The jury decided he did, in spite of the fact the only person who claimed she saw Johnston with the couple was placed under hypnosis to come up with her identification, and in spite of the fact an expert witness who claimed a single boot print near the scene was Johnston’s was discredited.
Not only was Johnston found guilty, he got the death penalty and off he went to Lucasville, which then housed convicts headed to a date with death.
My classmates and I agreed it was hard to believe the state of Ohio had proved its case. Could he really be guilty? It seemed flimsy at best.
After several years on death row, an appeals court agreed the state’s case was too shaky to stick.
And so Johnston’s descent into legal purgatory began. The court merely ruled the state did not prove its case. Johnston, now a free man, was by no means legally an innocent one.
He’d lost everything. His wife divorced him. His home was gone. His job was gone. He hovered between guilt and innocence.
But then in 2008, another man confessed to the crimes. He is serving a life term in prison, without hope for parole.
So it seems simple.
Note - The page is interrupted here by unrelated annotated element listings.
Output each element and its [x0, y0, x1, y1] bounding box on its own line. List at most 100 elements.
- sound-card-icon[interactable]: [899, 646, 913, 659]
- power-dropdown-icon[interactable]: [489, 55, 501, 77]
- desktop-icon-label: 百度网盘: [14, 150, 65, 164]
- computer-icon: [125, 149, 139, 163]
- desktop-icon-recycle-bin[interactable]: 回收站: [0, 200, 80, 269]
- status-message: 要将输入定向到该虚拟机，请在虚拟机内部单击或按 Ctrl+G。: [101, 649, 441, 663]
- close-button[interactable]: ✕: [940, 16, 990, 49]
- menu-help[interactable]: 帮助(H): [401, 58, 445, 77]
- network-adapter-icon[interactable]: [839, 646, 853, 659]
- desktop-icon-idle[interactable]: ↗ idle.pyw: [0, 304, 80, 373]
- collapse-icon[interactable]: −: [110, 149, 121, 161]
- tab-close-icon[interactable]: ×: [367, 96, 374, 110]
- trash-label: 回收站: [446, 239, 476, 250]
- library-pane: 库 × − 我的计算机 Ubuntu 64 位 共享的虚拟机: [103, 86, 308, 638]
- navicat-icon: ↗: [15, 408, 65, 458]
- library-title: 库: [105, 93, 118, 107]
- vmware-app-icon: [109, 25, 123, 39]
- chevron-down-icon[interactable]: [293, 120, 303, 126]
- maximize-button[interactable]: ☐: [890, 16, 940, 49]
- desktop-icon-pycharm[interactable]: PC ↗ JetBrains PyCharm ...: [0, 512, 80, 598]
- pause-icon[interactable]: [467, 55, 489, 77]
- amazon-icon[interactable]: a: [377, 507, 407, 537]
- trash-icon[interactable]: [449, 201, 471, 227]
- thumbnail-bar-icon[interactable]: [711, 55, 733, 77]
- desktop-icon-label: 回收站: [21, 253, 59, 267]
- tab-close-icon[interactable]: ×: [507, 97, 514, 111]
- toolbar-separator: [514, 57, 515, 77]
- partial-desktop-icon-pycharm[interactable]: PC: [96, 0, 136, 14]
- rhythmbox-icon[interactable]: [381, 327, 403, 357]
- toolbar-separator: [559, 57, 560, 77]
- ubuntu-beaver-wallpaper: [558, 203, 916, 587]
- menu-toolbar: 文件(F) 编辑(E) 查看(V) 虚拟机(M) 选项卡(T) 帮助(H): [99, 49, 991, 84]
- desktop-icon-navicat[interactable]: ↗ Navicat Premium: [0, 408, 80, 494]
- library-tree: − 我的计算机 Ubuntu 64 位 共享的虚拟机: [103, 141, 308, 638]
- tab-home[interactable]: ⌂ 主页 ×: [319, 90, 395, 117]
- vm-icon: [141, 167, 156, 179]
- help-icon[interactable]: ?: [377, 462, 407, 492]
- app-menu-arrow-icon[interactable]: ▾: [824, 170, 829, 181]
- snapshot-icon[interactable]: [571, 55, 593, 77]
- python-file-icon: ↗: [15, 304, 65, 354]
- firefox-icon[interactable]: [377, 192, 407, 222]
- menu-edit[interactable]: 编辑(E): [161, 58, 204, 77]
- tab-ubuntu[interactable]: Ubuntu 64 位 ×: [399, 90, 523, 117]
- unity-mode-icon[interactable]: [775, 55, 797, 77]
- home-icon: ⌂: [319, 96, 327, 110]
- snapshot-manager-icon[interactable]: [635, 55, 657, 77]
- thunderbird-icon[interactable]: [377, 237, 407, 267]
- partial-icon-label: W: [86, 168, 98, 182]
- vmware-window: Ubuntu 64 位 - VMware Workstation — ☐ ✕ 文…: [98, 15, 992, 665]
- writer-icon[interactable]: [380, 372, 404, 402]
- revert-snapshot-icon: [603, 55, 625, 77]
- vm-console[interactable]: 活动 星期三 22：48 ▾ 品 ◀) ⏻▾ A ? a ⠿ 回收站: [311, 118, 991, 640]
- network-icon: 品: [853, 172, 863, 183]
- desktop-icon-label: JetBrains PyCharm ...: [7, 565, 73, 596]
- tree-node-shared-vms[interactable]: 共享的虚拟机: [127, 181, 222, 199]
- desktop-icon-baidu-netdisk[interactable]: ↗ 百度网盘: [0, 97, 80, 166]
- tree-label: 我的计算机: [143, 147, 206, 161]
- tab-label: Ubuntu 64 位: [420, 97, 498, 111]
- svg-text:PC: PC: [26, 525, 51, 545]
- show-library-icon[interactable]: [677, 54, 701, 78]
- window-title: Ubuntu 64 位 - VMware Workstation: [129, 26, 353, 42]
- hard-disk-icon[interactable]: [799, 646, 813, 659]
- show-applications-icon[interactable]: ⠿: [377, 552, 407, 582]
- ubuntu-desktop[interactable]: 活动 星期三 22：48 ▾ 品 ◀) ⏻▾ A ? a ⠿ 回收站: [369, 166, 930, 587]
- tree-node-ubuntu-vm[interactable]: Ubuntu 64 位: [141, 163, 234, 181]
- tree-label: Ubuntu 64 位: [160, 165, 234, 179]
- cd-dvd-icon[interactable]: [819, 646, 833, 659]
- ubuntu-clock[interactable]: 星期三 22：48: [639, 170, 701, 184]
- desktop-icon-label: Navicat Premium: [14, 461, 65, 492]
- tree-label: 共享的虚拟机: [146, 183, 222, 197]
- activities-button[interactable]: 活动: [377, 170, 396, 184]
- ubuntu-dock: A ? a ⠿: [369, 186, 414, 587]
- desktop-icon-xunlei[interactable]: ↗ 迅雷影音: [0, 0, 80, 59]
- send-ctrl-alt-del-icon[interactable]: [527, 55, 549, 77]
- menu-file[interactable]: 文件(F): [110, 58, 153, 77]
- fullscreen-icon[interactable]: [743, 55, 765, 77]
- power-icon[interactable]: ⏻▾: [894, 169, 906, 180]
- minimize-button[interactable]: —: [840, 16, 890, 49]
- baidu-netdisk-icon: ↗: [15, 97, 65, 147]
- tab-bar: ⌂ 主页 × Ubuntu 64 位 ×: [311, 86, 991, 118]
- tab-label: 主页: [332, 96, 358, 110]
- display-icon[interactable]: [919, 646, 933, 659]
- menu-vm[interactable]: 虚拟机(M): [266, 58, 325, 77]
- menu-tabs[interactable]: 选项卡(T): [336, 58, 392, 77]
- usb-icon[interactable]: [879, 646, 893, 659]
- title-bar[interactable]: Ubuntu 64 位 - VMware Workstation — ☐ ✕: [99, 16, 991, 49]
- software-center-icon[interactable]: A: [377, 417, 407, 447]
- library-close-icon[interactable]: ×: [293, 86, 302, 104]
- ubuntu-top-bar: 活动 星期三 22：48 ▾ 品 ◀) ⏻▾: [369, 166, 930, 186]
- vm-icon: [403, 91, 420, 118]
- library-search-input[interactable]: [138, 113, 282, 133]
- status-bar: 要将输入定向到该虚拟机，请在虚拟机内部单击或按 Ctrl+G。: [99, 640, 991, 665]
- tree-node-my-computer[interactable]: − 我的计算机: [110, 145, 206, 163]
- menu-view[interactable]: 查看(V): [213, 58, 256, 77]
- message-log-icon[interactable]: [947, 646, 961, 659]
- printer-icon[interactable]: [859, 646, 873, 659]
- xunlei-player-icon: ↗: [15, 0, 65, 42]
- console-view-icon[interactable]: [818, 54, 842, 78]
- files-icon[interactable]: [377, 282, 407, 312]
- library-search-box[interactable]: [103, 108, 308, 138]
Dale Johnston was not only merely “not guilty,” he was now innocent.
… Or so you’d think.
It seems that when Johnston appealed to the court in 1993 to be exonerated, a judge said he’d failed to prove his innocence. When he tried again in 2003 for exoneration, then Attorney General Richard Cordray’s office took two years to oppose his motion, saying he’d already been turned down in 1993.
Being exonerated would be more than just a moral victory for Johnston, now 77, remarried and living south of Columbus. The label would make him eligible for compensation from the state. As an innocent man who lost everything and sat on death row for years, common sense dictates he certainly is entitled to some compensation for the ruination of his life.
Now, Johnston is going to take another shot. His lawyer plans to seek relief through an appeal to Mike DeWine, the new attorney general. David Singleton, executive director of the Ohio Justice & Policy Center in Cincinnati, told The Columbus Dispatch that it is “absolutely outrageous” that the state will not concede that Johnston is innocent. “It’s not fair,” the lawyer said. “They ought to find a way to compensate him.”
How can this be justice? Dale Johnston lost everything and very nearly lost his life for absolutely nothing. He did nothing wrong. He is a victim – misidentified by a single person, sidelined by an “expert” witness, found guilty by innuendo and inference. It should shock and outrage every single one of us – because it could be us.
The law, imperfect as it is, is full of loopholes and technicalities. The fact that Johnston asked a judge to exonerate him years before the real killer was convicted should not be held against him.
The whole sane world knows Dale Johnston is an innocent man, wrongly convicted. He deserves at least a token acknowledgment of that. Hopefully, Attorney General DeWine can make that happen.
Justice should prevail – and so should common sense.